Monday 6 March 2017

Drawing Spaces Lecture 08: Ludic Space

Ludic Space
Adjective: playful in an aimless way
It can refer to architecture that is playful, narrative that is humorous and even satirical, and literature that is light. "Ludic" is ultimately from the Latin noun ludus, which refers to a whole range of fun things - stage shows, games, sports, even jokes.

Representation at play [What are you playing with?]

Nigel Henderson: recording a dialogue between architecture - representing space through photography


Charles Sheeler: American paintings that were abstract representation of space. How one lives in space & a story of space. Landscape paintings of industrial factories.



Clara Porset: White on White relational paintings. Objects waiting for human occupation. The work captures the relationship between material/texture and the human body.




Osbert Lancaster: Home Sweet Home
Communicating how one lives, occupies and views space. A critique of society and how one expresses themselves trough their interior. Each painting depicts a class system or era and showcases a strong narrative about the users. The work is a political statement

Saul Steinberg: Drawing of spaces combined with the process of applying stamp marks. The frame within the work depicts movement where the work and stamps are almost cut out, once beyond the frame. The same approach to his interior work is applied by using a frame and the use of framed views.

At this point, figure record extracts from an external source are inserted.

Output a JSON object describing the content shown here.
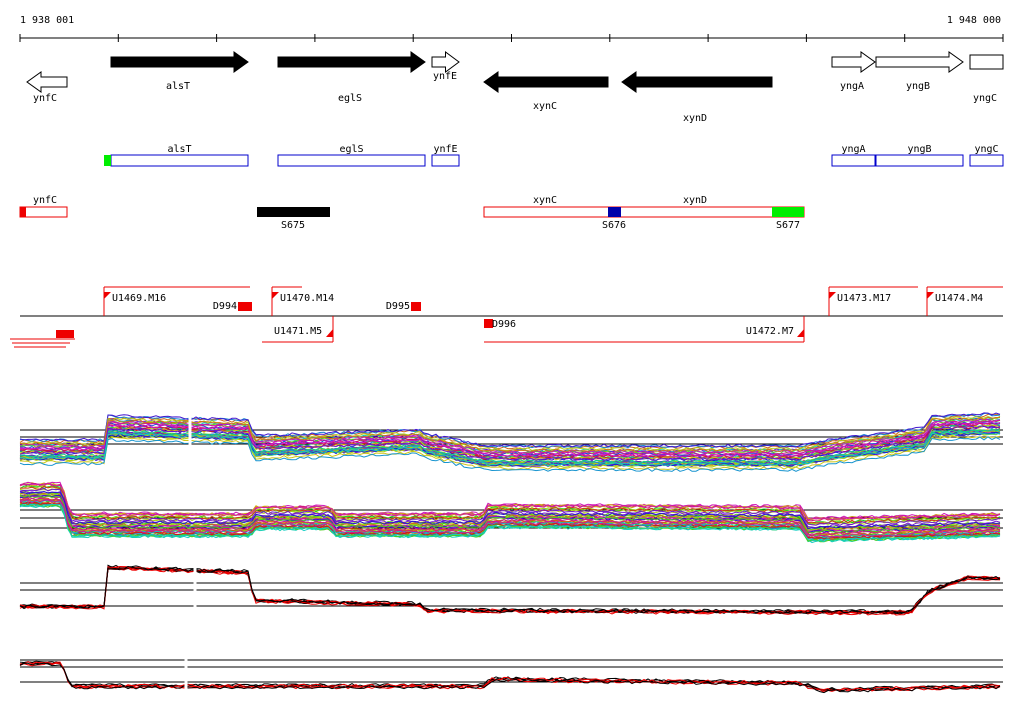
{
  "ruler": {
    "start": "1 938 001",
    "end": "1 948 000"
  },
  "genes": [
    "ynfC",
    "alsT",
    "eglS",
    "ynfE",
    "xynC",
    "xynD",
    "yngA",
    "yngB",
    "yngC"
  ],
  "transcripts": [
    "alsT",
    "eglS",
    "ynfE",
    "yngA",
    "yngB",
    "yngC"
  ],
  "segments": {
    "transcripts": [
      "ynfC",
      "xynC",
      "xynD"
    ],
    "sites": [
      "S675",
      "S676",
      "S677"
    ]
  },
  "features": [
    "U1469.M16",
    "D994",
    "U1470.M14",
    "D995",
    "U1471.M5",
    "D996",
    "U1472.M7",
    "U1473.M17",
    "U1474.M4"
  ]
}
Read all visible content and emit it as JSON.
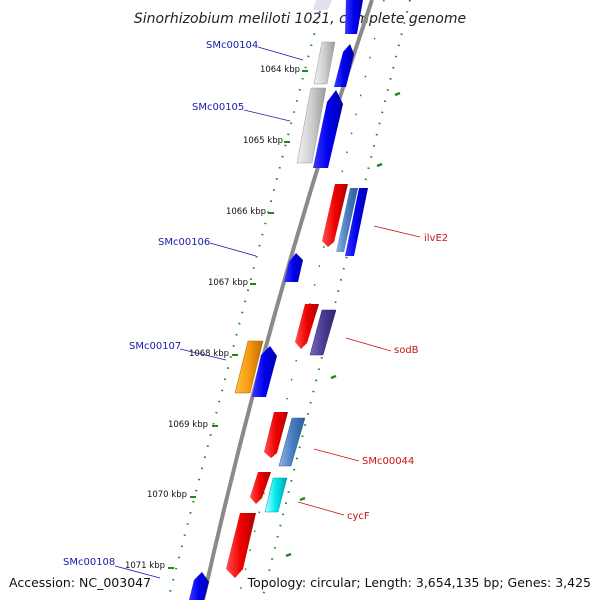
{
  "title": "Sinorhizobium meliloti 1021, complete genome",
  "footer": {
    "accession": "Accession: NC_003047",
    "topology": "Topology: circular; Length: 3,654,135 bp; Genes: 3,425"
  },
  "colors": {
    "backbone": "#777777",
    "gc_ticks": "#1e8a1e",
    "left_label": "#1a1aa8",
    "right_label": "#cc1111",
    "strand_plus": "#0000ee",
    "strand_minus": "#ee0000"
  },
  "kbp_ticks": [
    {
      "pos": 1064,
      "label": "1064 kbp"
    },
    {
      "pos": 1065,
      "label": "1065 kbp"
    },
    {
      "pos": 1066,
      "label": "1066 kbp"
    },
    {
      "pos": 1067,
      "label": "1067 kbp"
    },
    {
      "pos": 1068,
      "label": "1068 kbp"
    },
    {
      "pos": 1069,
      "label": "1069 kbp"
    },
    {
      "pos": 1070,
      "label": "1070 kbp"
    },
    {
      "pos": 1071,
      "label": "1071 kbp"
    }
  ],
  "gene_labels_left": [
    "SMc00104",
    "SMc00105",
    "SMc00106",
    "SMc00107",
    "SMc00108"
  ],
  "gene_labels_right": [
    "ilvE2",
    "sodB",
    "SMc00044",
    "cycF"
  ]
}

Printed stories was an exhibition curated through text and stroy telling. The artists were inspired by text, responding to it and using it to inform the title of each works. The use of extended text allowed the audience to feel empowered within the exhibition to create and control their own story.

Pablo Bronstein: Wall-Pomp
The use and application of scaled architectural images to compliment a collection of chairs. Real time vs the imaginative. Shift and play in scale. A juxtaposition of interior and exterior is applied with the adoption of language from other periods of time.



Blane Drimmond: Real spaces
Using stories and a real life colour palette to construct narrative spaces. The insertion of thread to create a play in light on the work.

The space between and circulation spaces. Fabric structures that are an extension of the drawing. Passages, users, time, memory and the artists relationship to those spaces.


Our role as spatial designers: Within a scheme, what do you envisage as the function? How does the interior space work with users? and how do you communicate that?